Esa discreción suya, una autoría sorda que alude a su formación inversa, de la pantalla al papel, cuando empezó en el oficio novelizando películas de Jacques Tati, le permitió más tarde constituir matrimonios profesionales de categoría con directores como Louis Malle o el que fuera su asistente Volker Schlöndorff, con Jean-Paul Rappeneau, Jacques Deray o Milos Forman, entre otros.

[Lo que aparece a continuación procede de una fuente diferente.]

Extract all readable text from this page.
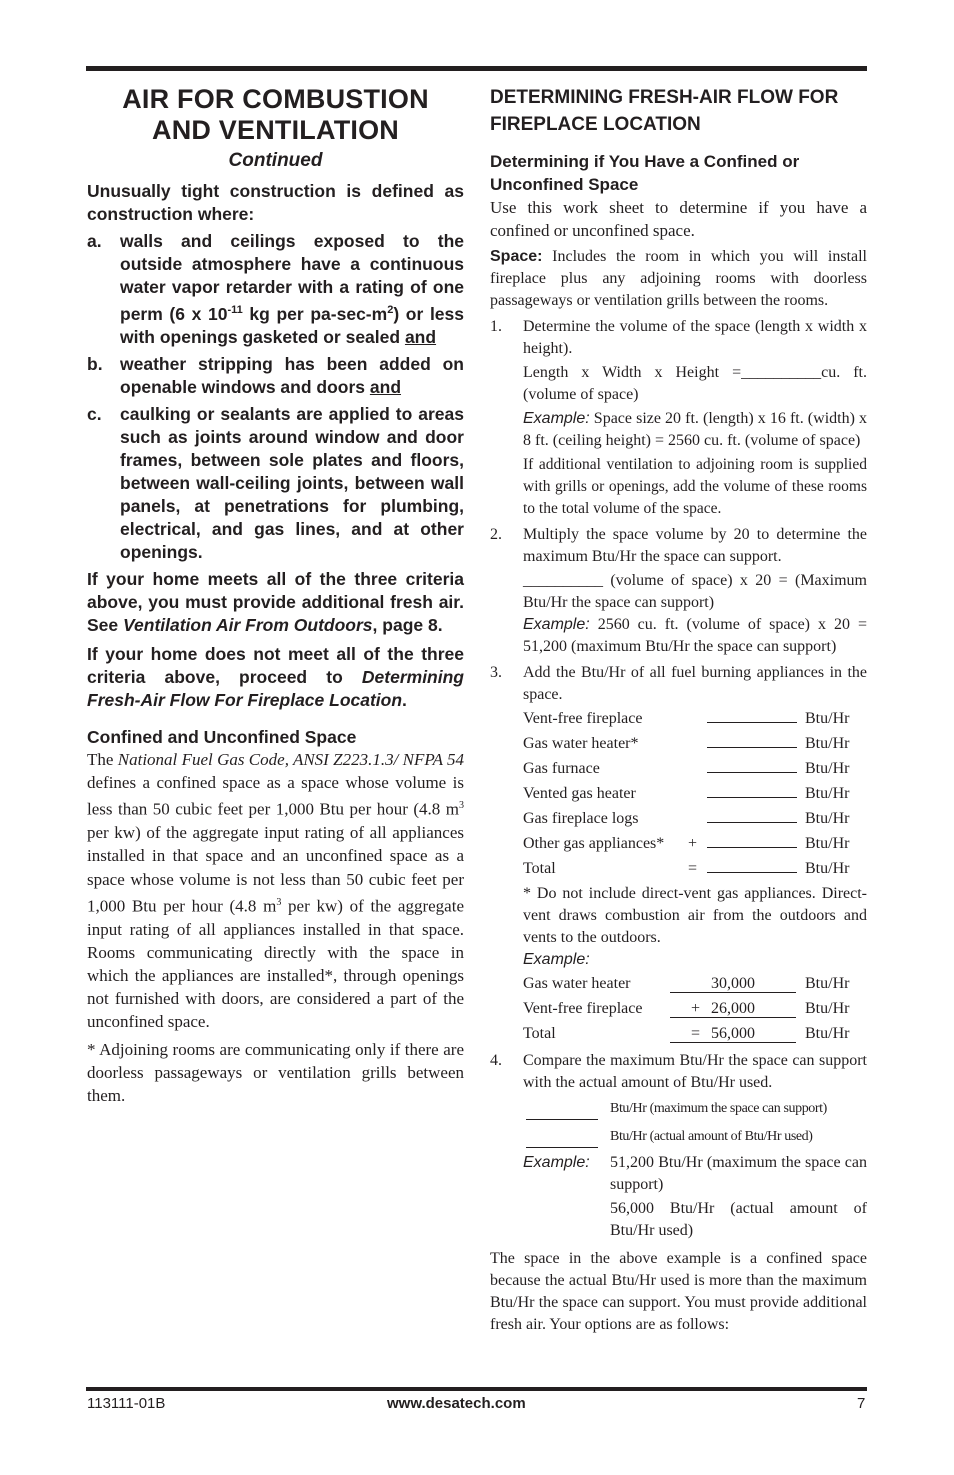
AIR FOR COMBUSTION
AND VENTILATION
Continued

Unusually tight construction is defined as construction where:

a.	walls and ceilings exposed to the outside atmosphere have a continuous water vapor retarder with a rating of one perm (6 x $10^{-11}$ kg per $pa-\sec-m^2$) or less with openings gasketed or sealed and
b. weather stripping has been added on openable windows and doors and
c.	caulking or sealants are applied to areas such as joints around window and door frames, between sole plates and floors, between wall-ceiling joints, between wall panels, at penetrations for plumbing, electrical, and gas lines, and at other openings.

If your home meets all of the three criteria above, you must provide additional fresh air. See Ventilation Air From Outdoors, page 8.

If your home does not meet all of the three criteria above, proceed to Determining Fresh-Air Flow For Fireplace Location.

Confined and Unconfined Space

The National Fuel Gas Code, ANSI Z223.1.3/ NFPA 54 defines a confined space as a space whose volume is less than 50 cubic feet per 1,000 Btu per hour (4.8 $m^3$ per kw) of the aggregate input rating of all appliances installed in that space and an unconfined space as a space whose volume is not less than 50 cubic feet per 1,000 Btu per hour (4.8 $m^3$ per kw) of the aggregate input rating of all appliances installed in that space. Rooms communicating directly with the space in which the appliances are installed*, through openings not furnished with doors, are considered a part of the unconfined space.

* Adjoining rooms are communicating only if there are doorless passageways or ventilation grills between them.

DETERMINING FRESH-AIR FLOW FOR FIREPLACE LOCATION
Determining if You Have a Confined or Unconfined Space

Use this work sheet to determine if you have a confined or unconfined space.

Space: Includes the room in which you will install fireplace plus any adjoining rooms with doorless passageways or ventilation grills between the rooms.

1.	Determine the volume of the space (length x width x height).
Length x Width x Height =__________cu. ft. (volume of space)
Example: Space size 20 ft. (length) x 16 ft. (width) x 8 ft. (ceiling height) = 2560 cu. ft. (volume of space)
If additional ventilation to adjoining room is supplied with grills or openings, add the volume of these rooms to the total volume of the space.
2.	Multiply the space volume by 20 to determine the maximum Btu/Hr the space can support.
__________ (volume of space) x 20 = (Maximum Btu/Hr the space can support)
Example: 2560 cu. ft. (volume of space) x 20 = 51,200 (maximum Btu/Hr the space can support)
3.	Add the Btu/Hr of all fuel burning appliances in the space.
Vent-free fireplace			Btu/Hr
Gas water heater*			Btu/Hr
Gas furnace			Btu/Hr
Vented gas heater			Btu/Hr
Gas fireplace logs			Btu/Hr
Other gas appliances*	+		Btu/Hr
Total	=		Btu/Hr
* Do not include direct-vent gas appliances. Direct-vent draws combustion air from the outdoors and vents to the outdoors.
Example:
Gas water heater	30,000	Btu/Hr
Vent-free fireplace	+ 26,000	Btu/Hr
Total	= 56,000	Btu/Hr
4.	Compare the maximum Btu/Hr the space can support with the actual amount of Btu/Hr used.
Btu/Hr (maximum the space can support)
Btu/Hr (actual amount of Btu/Hr used)
Example:	51,200 Btu/Hr (maximum the space can support)
56,000 Btu/Hr (actual amount of Btu/Hr used)

The space in the above example is a confined space because the actual Btu/Hr used is more than the maximum Btu/Hr the space can support. You must provide additional fresh air. Your options are as follows:

113111-01B	www.desatech.com	7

Pero a nadie se le escapa que si estamos ahora dedicándole un artículo a un guionista (dónde se ha visto) se debe a los jugosos frutos de su relación con Buñuel, a quien acompañó de la mano en su etapa francesa, primero con “Diario de una camarera” (1964) y luego en la fragua de otras cinco piedras preciosas, deslumbrantes, como fueron “Belle de jour” (1967), “La Vía Láctea” (1969), “El discreto encanto de la burguesía” (1972), “El fantasma de la libertad” (1974) y “Ese oscuro objeto del deseo” (1977). Por filmar les quedaron varios libretos, entre ellos la adaptación de “El monje” de Matthew G. Lewis (que acabó dirigiendo Ado Kyrou en 1972) o la de “Allá lejos”, el clásico heterodoxo de Joris-Karl Huysmans de 1891, que habría protagonizado Gerard Depardieu.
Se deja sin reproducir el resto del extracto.